Uncategorized

Apartemen Pavilion Jakpus Kebakaran, 14 Orang Berhasil Dievakuasi

5 min read

Apartemen Pavilion Jakpus Kebakaran, 14 Orang Berhasil Dievakuasi

Kebakaran hebat melanda salah satu gedung hunian vertikal prestisius di pusat ibu kota, Apartemen Pavilion, yang berlokasi di Jalan KH Mas Mansyur, Karet Tengsin, Tanah Abang, Jakarta Pusat, pada Jumat (4/9). Insiden yang memicu kepanikan penghuni ini terjadi di lantai lima gedung tersebut, memaksa petugas pemadam kebakaran melakukan aksi cepat tanggap untuk menyelamatkan nyawa para penghuni yang terjebak di tengah kepulan asap tebal. Dalam operasi penyelamatan tersebut, sebanyak 14 orang berhasil dievakuasi dengan selamat oleh petugas dari Dinas Penanggulangan Kebakaran dan Penyelamatan (Gulkarmat) DKI Jakarta.
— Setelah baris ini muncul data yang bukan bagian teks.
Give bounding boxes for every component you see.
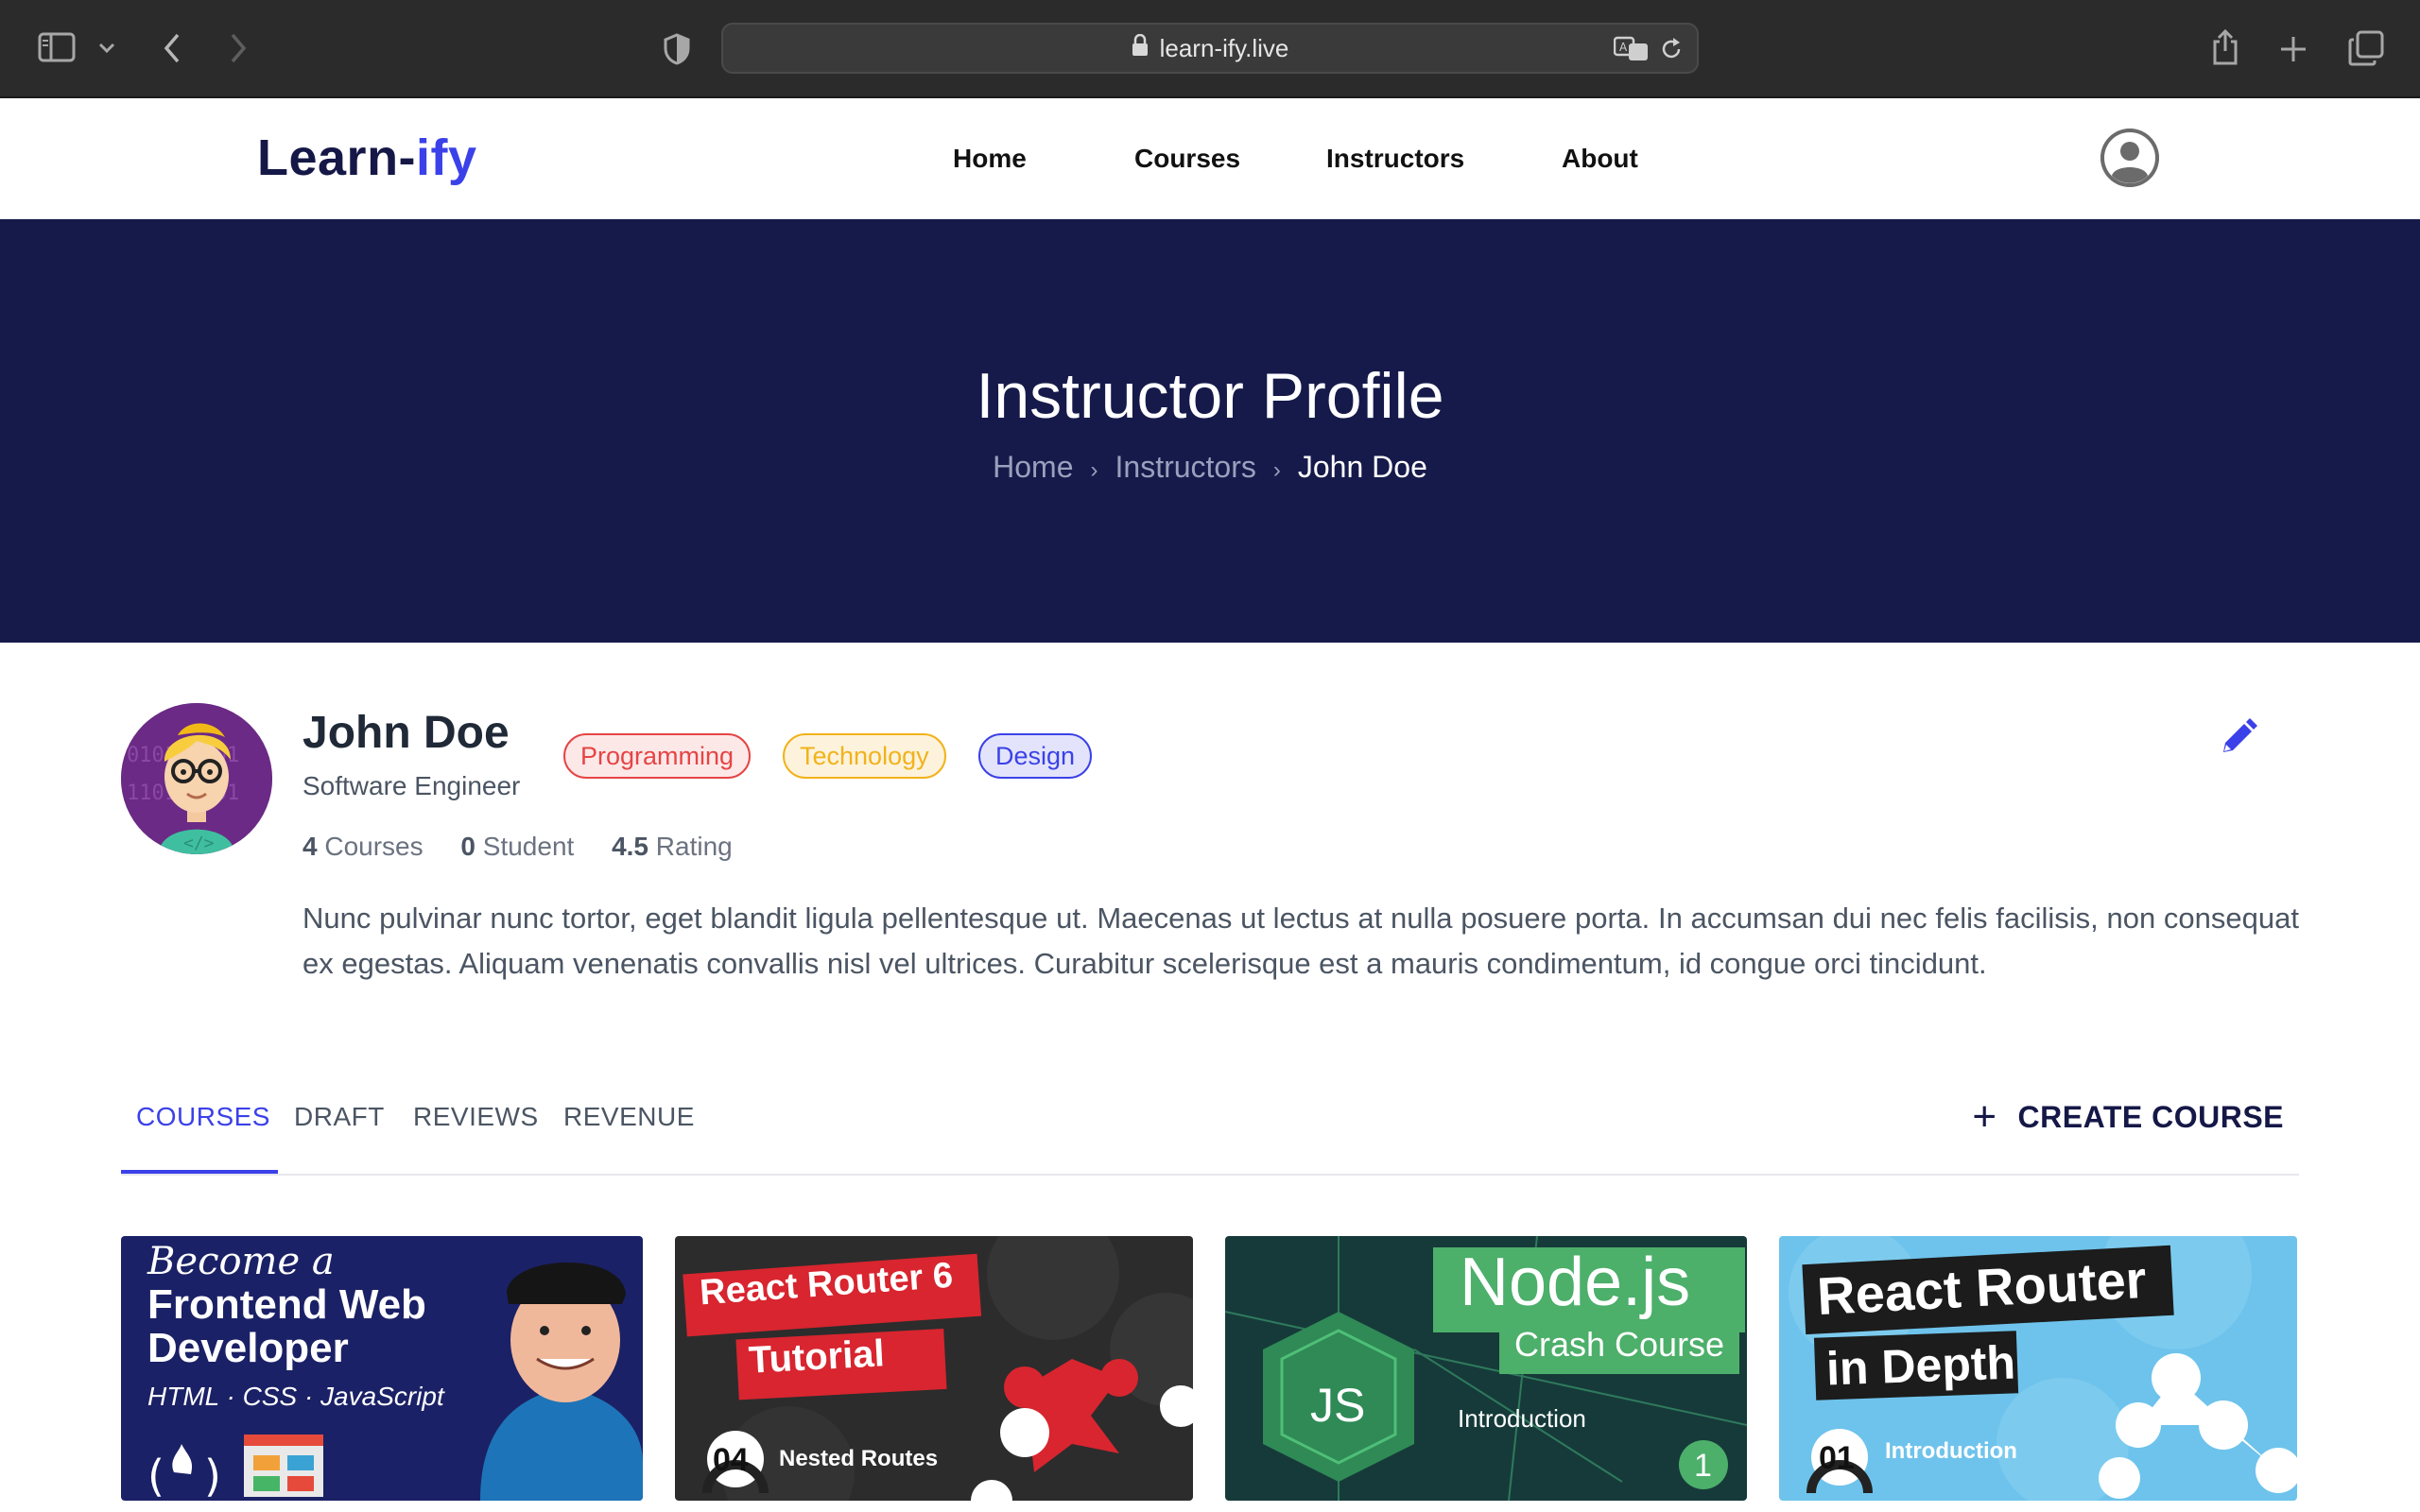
page-title: Instructor Profile [976, 360, 1444, 432]
plus-icon: + [1972, 1093, 1997, 1140]
course-episode: 1 [1694, 1448, 1712, 1484]
site-header: Learn-ify Home Courses Instructors About [0, 98, 2420, 219]
course-episode-label: Nested Routes [779, 1446, 939, 1471]
instructor-title: Software Engineer [302, 771, 521, 800]
course-line2: in Depth [1825, 1335, 2016, 1396]
tab-overview-icon[interactable] [2346, 28, 2386, 68]
url-text: learn-ify.live [1159, 33, 1289, 62]
course-line1: Become a [147, 1240, 335, 1283]
course-card[interactable]: ( ) Become a Frontend Web Developer HTML… [121, 1236, 643, 1501]
sidebar-toggle-icon[interactable] [38, 30, 76, 64]
breadcrumb-instructors[interactable]: Instructors [1115, 450, 1256, 484]
svg-text:A: A [1619, 41, 1628, 54]
privacy-shield-icon[interactable] [658, 30, 696, 68]
chevron-down-icon[interactable] [95, 36, 119, 60]
tab-draft[interactable]: DRAFT [294, 1102, 385, 1132]
stat-students: 0 Student [460, 832, 574, 861]
tag-design: Design [978, 733, 1093, 779]
instructor-avatar: 0101 0101 1101 1001 </> [121, 703, 272, 854]
logo-accent-text: ify [416, 129, 477, 186]
instructor-stats: 4 Courses 0 Student 4.5 Rating [302, 832, 763, 862]
course-card[interactable]: React Router in Depth 01 Introduction [1779, 1236, 2297, 1501]
course-episode-label: Introduction [1885, 1438, 2017, 1464]
nav-home[interactable]: Home [953, 144, 1027, 174]
course-episode-label: Introduction [1458, 1404, 1586, 1433]
site-logo[interactable]: Learn-ify [257, 129, 477, 187]
profile-tabs: COURSES DRAFT REVIEWS REVENUE + CREATE C… [121, 1077, 2299, 1176]
tag-programming: Programming [563, 733, 752, 779]
stat-rating: 4.5 Rating [612, 832, 733, 861]
tab-reviews[interactable]: REVIEWS [413, 1102, 539, 1132]
instructor-name: John Doe [302, 708, 510, 758]
breadcrumb-current: John Doe [1297, 450, 1427, 484]
course-line2: Frontend Web [147, 1281, 426, 1328]
forward-icon[interactable] [223, 30, 253, 66]
lock-icon [1132, 33, 1149, 63]
browser-chrome: learn-ify.live A [0, 0, 2420, 98]
js-badge: JS [1310, 1379, 1366, 1432]
create-course-button[interactable]: + CREATE COURSE [1972, 1096, 2284, 1138]
course-line1: Node.js [1460, 1245, 1691, 1320]
breadcrumb-home[interactable]: Home [993, 450, 1073, 484]
students-label: Student [482, 832, 575, 861]
breadcrumb-separator-icon: › [1272, 457, 1281, 483]
tag-technology: Technology [783, 733, 946, 779]
back-icon[interactable] [157, 30, 187, 66]
reload-icon[interactable] [1659, 37, 1684, 68]
breadcrumb-separator-icon: › [1090, 457, 1098, 483]
course-line2: Tutorial [747, 1332, 886, 1382]
logo-main-text: Learn- [257, 129, 417, 186]
svg-text:(: ( [147, 1451, 164, 1501]
breadcrumb: Home › Instructors › John Doe [0, 450, 2420, 485]
tab-revenue[interactable]: REVENUE [563, 1102, 695, 1132]
course-line2: Crash Course [1514, 1325, 1725, 1364]
rating-label: Rating [655, 832, 733, 861]
hero-banner: Instructor Profile Home › Instructors › John… [0, 219, 2420, 643]
create-course-label: CREATE COURSE [2017, 1099, 2284, 1134]
courses-count: 4 [302, 832, 318, 861]
course-card[interactable]: Node.js Crash Course JS Introduction 1 [1225, 1236, 1747, 1501]
tab-courses[interactable]: COURSES [136, 1102, 270, 1132]
nav-courses[interactable]: Courses [1134, 144, 1240, 174]
new-tab-icon[interactable] [2274, 30, 2312, 68]
stat-courses: 4 Courses [302, 832, 424, 861]
instructor-bio: Nunc pulvinar nunc tortor, eget blandit … [302, 902, 2299, 980]
courses-label: Courses [324, 832, 424, 861]
course-subtitle: HTML · CSS · JavaScript [147, 1382, 444, 1411]
course-episode: 04 [713, 1442, 749, 1478]
edit-profile-icon[interactable] [2218, 716, 2259, 758]
translate-icon[interactable]: A [1613, 36, 1650, 69]
nav-instructors[interactable]: Instructors [1326, 144, 1464, 174]
address-bar[interactable]: learn-ify.live A [721, 23, 1699, 74]
svg-text:</>: </> [183, 833, 215, 853]
students-count: 0 [460, 832, 475, 861]
share-icon[interactable] [2206, 26, 2244, 68]
rating-value: 4.5 [612, 832, 649, 861]
course-episode: 01 [1819, 1440, 1855, 1476]
course-card[interactable]: React Router 6 Tutorial 04 Nested Routes [675, 1236, 1193, 1501]
user-account-icon[interactable] [2100, 129, 2159, 187]
course-line3: Developer [147, 1325, 349, 1371]
active-tab-indicator [121, 1170, 278, 1174]
svg-text:): ) [204, 1451, 221, 1501]
nav-about[interactable]: About [1562, 144, 1638, 174]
Laporan mengenai musibah kebakaran ini diterima oleh Command Center Dinas Gulkarmat DKI Jakarta pada pukul 11.23 WIB melalui panggilan darurat dari masyarakat setempat. Respons cepat ditunjukkan oleh petugas pemadam kebakaran yang tiba di lokasi kejadian hanya dalam waktu enam menit setelah laporan diterima, yakni pada pukul 11.29 WIB. Operasi pemadaman dan penyisiran pun langsung dimulai pada pukul 11.30 WIB. Berkat koordinasi yang sigap, api berhasil dilokalisir dalam waktu singkat, yakni pada pukul 11.36 WIB, guna mencegah penyebaran api ke lantai atau unit hunian lainnya yang berada di area tersebut.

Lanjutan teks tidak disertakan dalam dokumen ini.